Papst Franziskus hat bei einer großen Messe in Bogota die kolumbianische Gesellschaft zu einem gemeinsamen Neuanfang aufgerufen.
Papst Franziskus hat bei einer großen Messe in Bogota die kolumbianische Gesellschaft zu einem gemeinsamen Neuanfang aufgerufen.
Fischzug des Petrus ermutigt Kolumbien, trotz gescheiterter Versuche erneut die "Initiative des Friedens und des Lebens" zu ergreifen.
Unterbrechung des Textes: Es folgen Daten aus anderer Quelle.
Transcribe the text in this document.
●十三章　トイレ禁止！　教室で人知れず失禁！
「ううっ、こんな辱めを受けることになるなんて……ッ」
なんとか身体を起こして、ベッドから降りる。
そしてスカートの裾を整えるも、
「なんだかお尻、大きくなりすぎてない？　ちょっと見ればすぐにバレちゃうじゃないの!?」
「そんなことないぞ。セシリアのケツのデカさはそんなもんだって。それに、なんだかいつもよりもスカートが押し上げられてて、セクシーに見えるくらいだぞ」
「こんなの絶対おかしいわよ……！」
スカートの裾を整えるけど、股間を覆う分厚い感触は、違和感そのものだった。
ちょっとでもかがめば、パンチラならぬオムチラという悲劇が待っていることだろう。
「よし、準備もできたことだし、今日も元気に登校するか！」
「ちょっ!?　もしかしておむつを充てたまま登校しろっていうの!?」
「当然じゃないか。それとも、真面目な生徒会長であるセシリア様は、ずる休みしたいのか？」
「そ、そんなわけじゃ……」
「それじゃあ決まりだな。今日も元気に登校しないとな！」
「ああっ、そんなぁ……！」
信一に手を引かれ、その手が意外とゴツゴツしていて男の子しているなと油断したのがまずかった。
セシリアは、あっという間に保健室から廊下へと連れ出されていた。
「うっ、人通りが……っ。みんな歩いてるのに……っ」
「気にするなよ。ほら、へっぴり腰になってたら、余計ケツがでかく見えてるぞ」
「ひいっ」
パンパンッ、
Papst Franziskus hat bei einer großen Messe in Bogota die kolumbianische Gesellschaft zu einem gemeinsamen Neuanfang aufgerufen. Den Menschen in Kolumbien könne es gelingen, "eine wahrhaft lebendige, gerechte und solidarische Gemeinschaft zu werden, wenn sie das Wort Gottes hören und annehmen", sagte er am Donnerstagabend (Ortszeit), 7. September 2017 bei dem Gottesdienst zum Abschluss seines ersten Besuchstags in dem südamerikanischen Land. Nach Angaben der Stadtverwaltung nahmen über 1,3 Millionen Gläubige an der Messe unter freiem Himmel im Simon-Bolivar-Park teil. 800.000 waren zuvor erwartet worden.
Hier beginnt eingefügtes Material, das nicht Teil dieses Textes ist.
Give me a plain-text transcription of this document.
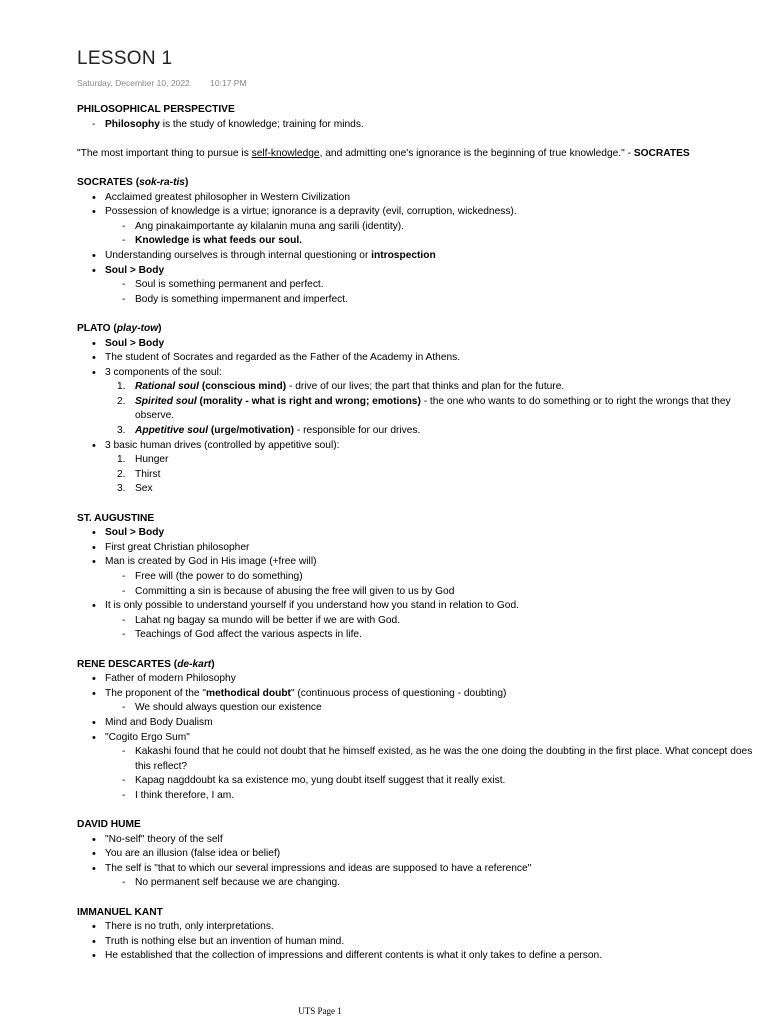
LESSON 1
Saturday, December 10, 2022 10:17 PM

PHILOSOPHICAL PERSPECTIVE

- Philosophy is the study of knowledge; training for minds.

"The most important thing to pursue is self-knowledge, and admitting one's ignorance is the beginning of true knowledge." - SOCRATES

SOCRATES (sok-ra-tis)

• Acclaimed greatest philosopher in Western Civilization
• Possession of knowledge is a virtue; ignorance is a depravity (evil, corruption, wickedness).
- Ang pinakaimportante ay kilalanin muna ang sarili (identity).
- Knowledge is what feeds our soul.
• Understanding ourselves is through internal questioning or introspection
• Soul > Body
- Soul is something permanent and perfect.
- Body is something impermanent and imperfect.

PLATO (play-tow)

• Soul > Body
• The student of Socrates and regarded as the Father of the Academy in Athens.
• 3 components of the soul:
1. Rational soul (conscious mind) - drive of our lives; the part that thinks and plan for the future.
2. Spirited soul (morality - what is right and wrong; emotions) - the one who wants to do something or to right the wrongs that they observe.
3. Appetitive soul (urge/motivation) - responsible for our drives.
• 3 basic human drives (controlled by appetitive soul):
1. Hunger
2. Thirst
3. Sex

ST. AUGUSTINE

• Soul > Body
• First great Christian philosopher
• Man is created by God in His image (+free will)
- Free will (the power to do something)
- Committing a sin is because of abusing the free will given to us by God
• It is only possible to understand yourself if you understand how you stand in relation to God.
- Lahat ng bagay sa mundo will be better if we are with God.
- Teachings of God affect the various aspects in life.

RENE DESCARTES (de-kart)

• Father of modern Philosophy
• The proponent of the "methodical doubt" (continuous process of questioning - doubting)
- We should always question our existence
• Mind and Body Dualism
• "Cogito Ergo Sum"
- Kakashi found that he could not doubt that he himself existed, as he was the one doing the doubting in the first place. What concept does this reflect?
- Kapag nagddoubt ka sa existence mo, yung doubt itself suggest that it really exist.
- I think therefore, I am.

DAVID HUME

• "No-self" theory of the self
• You are an illusion (false idea or belief)
• The self is "that to which our several impressions and ideas are supposed to have a reference"
- No permanent self because we are changing.

IMMANUEL KANT

• There is no truth, only interpretations.
• Truth is nothing else but an invention of human mind.
• He established that the collection of impressions and different contents is what it only takes to define a person.
UTS Page 1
In seiner Predigt verwies der Papst auf den Fischzug des Petrus als ermutigendes Beispiel für die Kolumbianer. Wie der Fischer, der trotz vieler Arbeit nichts gefangen habe, könnten die Kolumbianer sich mit endlosen Diskussionen aufhalten und gescheiterte Versuche aufzählen, so Franziskus. Wie einst Galiläa sei auch Kolumbien ein fruchtbares, an sich reiches Land - allerdings getrübt von Ungerechtigkeit, Korruption, Missachtung und der "Finsternis des Rachedurstes und des Hasses".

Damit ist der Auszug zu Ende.